Домовая книга засвидетельствовала их брак и удочерение отпрысков жены: Ангелина поменяла фамилию, а детям еще и отчество. Но по прошествии времени брак распался, причем количество Шаховых в кооперативе от этого только увеличилось: вскоре фамилию Кияныча взяла уже его новая жена ― Серафима, в девичестве также Навруцкая.
Теперь и у нее с разницей в пару лет родились сын и дочь. Но куда-то исчезла ее отставленная Киянычем старшая сестра. Именно исчезла: согласно все той же домовой книге числилась живой и зарегистрированной по прежнему адресу, но никто не видел Ангелину уже два с лишком десятка лет.
В отличие от младшей сестры Серафимы, судьба которой оказалась вполне определенна: шесть лет назад она была выписана с занимаемой площади в связи со смертью. Согласно хранящейся в домоуправлении копии свидетельства из загса приключилась она в подмосковной Клязьме от «асфиксии, наступившей вследствие утопления в воде».

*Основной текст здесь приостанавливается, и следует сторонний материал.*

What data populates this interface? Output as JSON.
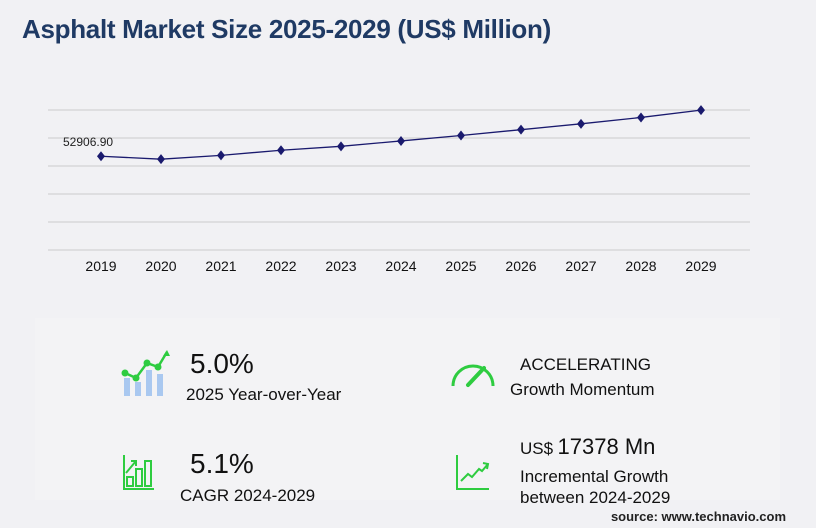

Все это для начала работы представляло лишь академический интерес. За исключением разве что деталей географического свойства. Из них следовало, что сам Кияныч проживал и был убит в расположенных на восьмом этаже четырехкомнатных апартаментах, принадлежавших некогда покойному дантисту. Зина и Люсик обитали в трехкомнатной квартире своей матери на шестом. Нинель и ее сестра Алиса имели по двухкомнатной соответственно на четвертом и седьмом.
Обстоятельный Прокопчик выписал даже все номера их телефонов и теперь, за неимением возможности ходить, сидел гоголем: дескать, я поработал, очередь за тобой.
Дабы напомнить, кто все-таки здесь главнокомандующий, я потребовал от Прокопчика принять дополнительные меры к прояснению оставшихся темных мест, они же белые пятна. В основном это касалось старшей дантистовой дочери Ангелины: во-первых, от кого дети, во-вторых, куда это она столь бесследно исчезла.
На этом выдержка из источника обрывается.